起床後雷打不動的完成一組500個俯臥撐,待到大汗淋漓之際,直接在院子裏麵拿起水龍頭衝了個冷水澡,這是他十年前養成的習慣,冬練三九夏練三伏。
簡單的收拾一番後,陳衛東直接騎著摩托車奔向南郊路口的安邦汽修廠駛去。等他來到汽修廠的時候,遠遠便發現院子外的空地上有一大一小兩個身影正揮舞著拳頭,羅安邦身材魁梧,一套軍體拳打得虎虎生風,他身後的狗娃枯瘦如柴,但力量卻不小,倒也學得有模有樣。
陳衛東徑直將摩托車騎到車庫裏麵卻,羅安邦和狗娃依舊在打拳,他們之間的關係已經相當熟絡了,索性也便沒有過來招呼他。
停好車後,陳衛東饒有興致的站在一旁抱拳觀望,時不時的衝著狗娃指點一二:“下盤要穩,出拳要狠,落點要準。”

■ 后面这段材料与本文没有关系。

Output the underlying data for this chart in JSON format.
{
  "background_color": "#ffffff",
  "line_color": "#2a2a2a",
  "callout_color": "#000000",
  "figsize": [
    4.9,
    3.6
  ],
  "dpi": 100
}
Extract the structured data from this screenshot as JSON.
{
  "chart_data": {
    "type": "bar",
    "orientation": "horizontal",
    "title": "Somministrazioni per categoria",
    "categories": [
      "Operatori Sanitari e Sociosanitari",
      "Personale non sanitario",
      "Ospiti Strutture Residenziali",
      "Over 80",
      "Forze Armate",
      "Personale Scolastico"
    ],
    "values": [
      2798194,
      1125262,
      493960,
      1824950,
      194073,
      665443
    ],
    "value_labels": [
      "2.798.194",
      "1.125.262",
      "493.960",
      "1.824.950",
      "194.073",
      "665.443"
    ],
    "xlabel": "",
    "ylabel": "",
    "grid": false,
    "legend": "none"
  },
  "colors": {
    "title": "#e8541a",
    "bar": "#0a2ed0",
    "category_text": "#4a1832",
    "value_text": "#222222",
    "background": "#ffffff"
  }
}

通常這個時候,狗娃都會抬頭衝著陳衛東裂開嘴角,掛著兩條雷打不動的鼻涕蟲,向他投過來感激的目光,繼而身形出拳都有做明顯的調整。
“照你陳叔說的,就這麽練。”
終於,羅安邦一個收勢過後,黝黑的臉龐微紅,呼吸略微的有些急促,衝著身後早已大汗淋漓喘息不已的狗娃吩咐道:“打完三遍拳後在去站一個小時的馬步。”
“嗯!”狗娃重重的點了點頭,又衝著陳衛東微笑著示意表示打過招呼後,便開始依葫蘆畫瓢,照著記憶中的拳法揮舞。
“聽說小川子被人陰了?”羅安邦一邊拿起毛巾擦身子,一邊風輕雲淡道。
“嗯,讓鋼筋條給捅了一下,在省醫住著呢。”陳衛東拋過去一支煙,繼續道:“傳言是道上一個號稱五虎悍將的組織幹的,有機會真想去跟他們過過招,好久沒見過這麽橫的過江龍了。”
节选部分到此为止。